The thermal stability of the cell is limited by the thermal stability of the electrolyte. The electrodes, current collectors, and the housing have a wide temperature range in their applications. Batteries in ordinary portable devices operate at room or ambient temperature, i.e. from approx. −20 to 50 °C for most inhabited climate zones. The lower end of the cell's useful life is determined by the freezing point in the case of a liquid electrolyte, and the upper saturated vapor pressure of the solvent, which cannot cause leakage of the housing. The upper limit is also limited by the irreversible destruction of the passive layer at elevated temperatures. Exposing the cell to elevated temperatures may lead to thermal decomposition of the substances used in its construction. Essential the temperature at which decomposition takes place is as high as possible and the decomposition products are harmless, which is important in extreme situations such as fire. The use of functional additives for electrolytes is also intended to increase the temperature range of electrolyte stability in both directions.
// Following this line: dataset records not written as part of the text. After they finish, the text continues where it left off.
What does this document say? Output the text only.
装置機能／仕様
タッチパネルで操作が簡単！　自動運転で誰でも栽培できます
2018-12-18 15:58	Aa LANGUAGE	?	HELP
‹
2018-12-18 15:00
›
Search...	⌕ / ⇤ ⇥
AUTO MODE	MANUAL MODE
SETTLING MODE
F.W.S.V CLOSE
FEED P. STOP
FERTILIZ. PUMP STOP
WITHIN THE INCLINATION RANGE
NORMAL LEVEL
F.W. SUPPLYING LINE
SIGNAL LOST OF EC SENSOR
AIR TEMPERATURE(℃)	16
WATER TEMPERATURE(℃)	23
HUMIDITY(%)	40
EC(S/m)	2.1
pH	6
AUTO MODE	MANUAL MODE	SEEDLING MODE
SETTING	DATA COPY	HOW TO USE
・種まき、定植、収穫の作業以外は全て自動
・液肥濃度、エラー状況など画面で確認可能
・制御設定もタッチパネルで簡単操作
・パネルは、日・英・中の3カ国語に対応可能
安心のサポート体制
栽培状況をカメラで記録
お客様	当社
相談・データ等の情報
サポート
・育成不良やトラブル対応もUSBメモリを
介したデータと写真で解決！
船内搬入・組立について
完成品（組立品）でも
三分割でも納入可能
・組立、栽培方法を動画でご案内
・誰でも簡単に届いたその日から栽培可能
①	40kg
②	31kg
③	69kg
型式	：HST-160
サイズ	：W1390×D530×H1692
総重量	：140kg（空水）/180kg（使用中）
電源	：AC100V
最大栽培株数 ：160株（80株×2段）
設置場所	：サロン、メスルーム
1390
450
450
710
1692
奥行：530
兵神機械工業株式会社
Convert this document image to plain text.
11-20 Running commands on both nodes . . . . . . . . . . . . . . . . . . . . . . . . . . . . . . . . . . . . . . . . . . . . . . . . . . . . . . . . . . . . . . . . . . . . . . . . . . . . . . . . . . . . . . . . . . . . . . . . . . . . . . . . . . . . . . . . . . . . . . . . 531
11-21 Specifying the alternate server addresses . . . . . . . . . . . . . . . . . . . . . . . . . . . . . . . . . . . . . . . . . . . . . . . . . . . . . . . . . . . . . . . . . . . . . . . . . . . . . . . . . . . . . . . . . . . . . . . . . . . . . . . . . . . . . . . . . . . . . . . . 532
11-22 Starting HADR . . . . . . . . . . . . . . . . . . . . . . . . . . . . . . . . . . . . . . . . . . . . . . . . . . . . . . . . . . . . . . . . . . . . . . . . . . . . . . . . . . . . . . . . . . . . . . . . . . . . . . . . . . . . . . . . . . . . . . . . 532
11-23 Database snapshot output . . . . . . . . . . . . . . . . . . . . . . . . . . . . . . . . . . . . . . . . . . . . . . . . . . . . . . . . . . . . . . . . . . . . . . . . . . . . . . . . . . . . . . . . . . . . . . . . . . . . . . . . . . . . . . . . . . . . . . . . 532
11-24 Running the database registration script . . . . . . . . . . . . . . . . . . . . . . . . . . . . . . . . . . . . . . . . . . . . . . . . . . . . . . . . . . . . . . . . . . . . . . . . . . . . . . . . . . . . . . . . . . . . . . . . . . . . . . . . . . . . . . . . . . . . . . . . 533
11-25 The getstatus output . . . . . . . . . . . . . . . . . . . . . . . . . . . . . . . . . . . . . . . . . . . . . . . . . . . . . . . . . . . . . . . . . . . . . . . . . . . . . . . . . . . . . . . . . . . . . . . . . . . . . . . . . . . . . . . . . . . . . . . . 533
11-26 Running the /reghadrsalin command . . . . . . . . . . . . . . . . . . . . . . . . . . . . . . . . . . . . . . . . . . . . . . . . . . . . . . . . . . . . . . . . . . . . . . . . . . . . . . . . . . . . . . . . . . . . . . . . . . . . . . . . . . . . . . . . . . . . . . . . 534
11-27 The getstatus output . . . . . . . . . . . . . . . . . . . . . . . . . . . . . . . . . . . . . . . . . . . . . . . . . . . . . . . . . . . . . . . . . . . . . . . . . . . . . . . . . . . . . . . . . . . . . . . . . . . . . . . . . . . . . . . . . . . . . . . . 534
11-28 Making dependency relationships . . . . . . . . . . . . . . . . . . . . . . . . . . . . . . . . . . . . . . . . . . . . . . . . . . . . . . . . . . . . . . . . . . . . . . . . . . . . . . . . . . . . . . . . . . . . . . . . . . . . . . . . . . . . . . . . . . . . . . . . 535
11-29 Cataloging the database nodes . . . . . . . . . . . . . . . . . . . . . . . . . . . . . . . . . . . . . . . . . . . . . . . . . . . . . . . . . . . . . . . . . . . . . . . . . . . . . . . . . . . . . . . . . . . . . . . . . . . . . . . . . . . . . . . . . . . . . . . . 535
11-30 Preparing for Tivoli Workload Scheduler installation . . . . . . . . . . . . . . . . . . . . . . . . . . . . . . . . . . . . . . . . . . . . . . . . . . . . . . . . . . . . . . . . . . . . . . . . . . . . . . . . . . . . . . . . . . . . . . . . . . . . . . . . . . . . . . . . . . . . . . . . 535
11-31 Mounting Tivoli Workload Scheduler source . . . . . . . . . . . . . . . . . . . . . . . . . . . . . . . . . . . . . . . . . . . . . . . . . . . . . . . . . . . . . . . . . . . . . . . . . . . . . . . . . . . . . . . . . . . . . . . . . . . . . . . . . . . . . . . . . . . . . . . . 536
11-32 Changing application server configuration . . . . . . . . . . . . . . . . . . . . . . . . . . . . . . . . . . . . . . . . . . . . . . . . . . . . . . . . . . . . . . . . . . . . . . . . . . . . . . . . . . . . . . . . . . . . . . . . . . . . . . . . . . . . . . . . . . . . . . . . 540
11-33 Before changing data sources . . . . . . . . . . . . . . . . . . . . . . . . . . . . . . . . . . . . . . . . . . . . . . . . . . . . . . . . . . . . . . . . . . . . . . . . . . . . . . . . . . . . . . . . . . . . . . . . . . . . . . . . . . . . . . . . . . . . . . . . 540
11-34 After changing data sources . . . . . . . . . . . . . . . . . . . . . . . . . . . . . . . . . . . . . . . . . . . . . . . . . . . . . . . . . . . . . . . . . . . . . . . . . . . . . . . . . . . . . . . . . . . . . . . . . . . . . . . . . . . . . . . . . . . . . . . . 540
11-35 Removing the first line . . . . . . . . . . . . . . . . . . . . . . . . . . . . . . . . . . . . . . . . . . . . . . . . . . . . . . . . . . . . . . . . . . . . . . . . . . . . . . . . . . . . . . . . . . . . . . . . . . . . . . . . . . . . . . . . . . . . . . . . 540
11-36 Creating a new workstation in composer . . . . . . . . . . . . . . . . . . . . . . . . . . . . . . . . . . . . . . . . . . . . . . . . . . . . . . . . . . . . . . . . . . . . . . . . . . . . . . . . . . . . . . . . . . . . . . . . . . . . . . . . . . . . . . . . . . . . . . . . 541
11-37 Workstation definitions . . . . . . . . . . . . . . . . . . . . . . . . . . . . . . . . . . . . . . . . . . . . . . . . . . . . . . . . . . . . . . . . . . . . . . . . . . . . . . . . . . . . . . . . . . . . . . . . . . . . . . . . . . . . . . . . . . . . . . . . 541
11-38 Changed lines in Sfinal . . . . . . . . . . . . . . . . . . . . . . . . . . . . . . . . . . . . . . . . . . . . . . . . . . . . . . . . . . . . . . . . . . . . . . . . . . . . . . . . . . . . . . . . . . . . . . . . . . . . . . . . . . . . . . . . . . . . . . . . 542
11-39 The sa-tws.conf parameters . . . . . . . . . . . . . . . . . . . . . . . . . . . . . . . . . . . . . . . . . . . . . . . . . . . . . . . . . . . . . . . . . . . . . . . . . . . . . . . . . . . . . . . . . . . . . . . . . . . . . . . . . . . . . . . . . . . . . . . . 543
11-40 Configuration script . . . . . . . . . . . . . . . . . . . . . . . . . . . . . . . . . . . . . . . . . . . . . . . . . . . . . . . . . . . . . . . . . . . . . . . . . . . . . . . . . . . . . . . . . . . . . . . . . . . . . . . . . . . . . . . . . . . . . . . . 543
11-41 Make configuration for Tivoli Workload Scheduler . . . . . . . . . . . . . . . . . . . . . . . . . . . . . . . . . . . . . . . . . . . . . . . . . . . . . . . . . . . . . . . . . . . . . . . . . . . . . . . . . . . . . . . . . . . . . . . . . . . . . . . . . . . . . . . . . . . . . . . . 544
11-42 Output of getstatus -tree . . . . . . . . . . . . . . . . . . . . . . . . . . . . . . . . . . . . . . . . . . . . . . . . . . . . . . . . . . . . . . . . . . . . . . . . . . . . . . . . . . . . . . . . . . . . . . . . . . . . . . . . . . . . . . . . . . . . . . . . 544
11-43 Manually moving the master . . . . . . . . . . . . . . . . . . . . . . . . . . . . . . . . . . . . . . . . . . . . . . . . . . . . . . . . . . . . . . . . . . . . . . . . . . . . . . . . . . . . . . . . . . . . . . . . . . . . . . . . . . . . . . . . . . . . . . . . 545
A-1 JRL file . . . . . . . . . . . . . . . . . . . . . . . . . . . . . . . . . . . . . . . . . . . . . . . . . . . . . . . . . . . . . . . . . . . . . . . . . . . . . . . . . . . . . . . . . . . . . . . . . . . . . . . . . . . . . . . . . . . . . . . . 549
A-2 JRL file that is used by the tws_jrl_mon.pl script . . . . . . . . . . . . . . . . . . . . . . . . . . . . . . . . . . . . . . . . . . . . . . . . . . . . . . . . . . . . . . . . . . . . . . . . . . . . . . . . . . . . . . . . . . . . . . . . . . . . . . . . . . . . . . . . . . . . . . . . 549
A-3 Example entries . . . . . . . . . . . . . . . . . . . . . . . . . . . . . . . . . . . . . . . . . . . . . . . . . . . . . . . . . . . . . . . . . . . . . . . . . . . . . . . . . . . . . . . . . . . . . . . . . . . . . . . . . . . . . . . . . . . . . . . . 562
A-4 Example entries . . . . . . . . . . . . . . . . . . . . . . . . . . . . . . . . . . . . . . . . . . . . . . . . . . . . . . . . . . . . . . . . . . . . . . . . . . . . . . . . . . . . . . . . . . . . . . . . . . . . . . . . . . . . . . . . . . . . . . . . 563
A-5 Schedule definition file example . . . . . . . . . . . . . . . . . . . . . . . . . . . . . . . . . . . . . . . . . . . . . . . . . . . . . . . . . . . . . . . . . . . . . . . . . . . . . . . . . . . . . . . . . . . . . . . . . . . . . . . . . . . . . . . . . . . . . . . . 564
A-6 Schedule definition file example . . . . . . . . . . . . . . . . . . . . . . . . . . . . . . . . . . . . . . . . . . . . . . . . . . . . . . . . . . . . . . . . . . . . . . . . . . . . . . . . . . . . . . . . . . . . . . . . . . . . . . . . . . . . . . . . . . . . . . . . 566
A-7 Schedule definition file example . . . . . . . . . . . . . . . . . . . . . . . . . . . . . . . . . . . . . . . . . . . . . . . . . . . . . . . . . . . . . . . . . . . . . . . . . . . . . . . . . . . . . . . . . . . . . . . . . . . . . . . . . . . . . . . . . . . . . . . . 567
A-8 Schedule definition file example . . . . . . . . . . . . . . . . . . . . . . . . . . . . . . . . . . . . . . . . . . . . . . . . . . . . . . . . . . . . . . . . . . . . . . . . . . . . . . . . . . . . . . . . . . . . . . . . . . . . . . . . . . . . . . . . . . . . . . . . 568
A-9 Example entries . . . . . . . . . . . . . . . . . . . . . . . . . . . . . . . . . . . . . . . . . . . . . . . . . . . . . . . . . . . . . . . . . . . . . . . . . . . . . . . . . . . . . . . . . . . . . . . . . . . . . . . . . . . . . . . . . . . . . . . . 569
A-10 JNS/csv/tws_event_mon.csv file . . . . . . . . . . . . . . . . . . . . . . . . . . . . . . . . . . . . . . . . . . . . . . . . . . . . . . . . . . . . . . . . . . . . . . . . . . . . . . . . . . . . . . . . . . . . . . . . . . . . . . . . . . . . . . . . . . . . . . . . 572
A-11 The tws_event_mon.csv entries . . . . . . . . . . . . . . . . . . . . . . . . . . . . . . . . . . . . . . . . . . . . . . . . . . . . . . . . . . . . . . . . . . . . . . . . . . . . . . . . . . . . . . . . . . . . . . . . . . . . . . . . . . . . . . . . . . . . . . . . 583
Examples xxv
The improvement of the thermal stability of the cell is achieved not only by lowering the freezing point or reducing the vapor pressure, but also by shifting the temperature limit upwards, in which the passive layer is irreversibly damaged.

Conclusions

The Nyquist plots consisted of a semicircle resulting from the load-carrying resistance at a high average frequency area and an inclined line assigned to the diffusion of ions in the low-frequency area. It is seen that the diameter of the first semicircle was much smaller than that of the second, suggesting that the GNPS electrode would have lower contact and charge transfer resistances which can be mainly attributed to the higher carbon content in the submicron sphere. Here, the graphitized carbon in cs can play the role of an efficient charge carrier and promote charge transfer at the interface, which can make the electrode have better electron conductivity and lower resistance.

CSC shows a lower diffusion activation energy barrier (37.37–39.95 kJ mol−1) compared to G(43.80–46.38 kJ mol−1). 5GNPs and 25GNPs exhibited greater differences in the activation energies (30.73–51.43 kJ mol−1 and 29.78–42.52 kJ mol−1 for 5GNPs and 25GNPs, respectively). Diffusion coefficients decrease with increasing intercalation temperature and reach values of 7.73‧10−9–2.38‧10−8 cm2 s−1 for CSC and 4.53‧10−11–2.16‧10−10 cm2 s−1, respectively (towards higher temperatures) for G. Moreover these values for 5GNPs and 25GNPs were in the range of 2.19‧10−17–5.54‧10−17 cm2 s−1and 8.14‧10−16–2.86‧10−15 cm2 s−1, respectively. Thus, the temperature has a significant influence on the diffusion process which is relatively complex. As the temperature rises, the SEI layer resistance decreases. Moreover, kinetic control due to SEI, electrolyte, and charge transfer resistance is a more restrictive process for CSC than for G anode. It is due to the higher energy barrier for these processes compared to satisfactory diffusion kinetics. Thermodynamic parameters indicate that the process is forced and endothermic. Consequently, CSC shows better cyclic performance at elevated temperatures compared to the G anode.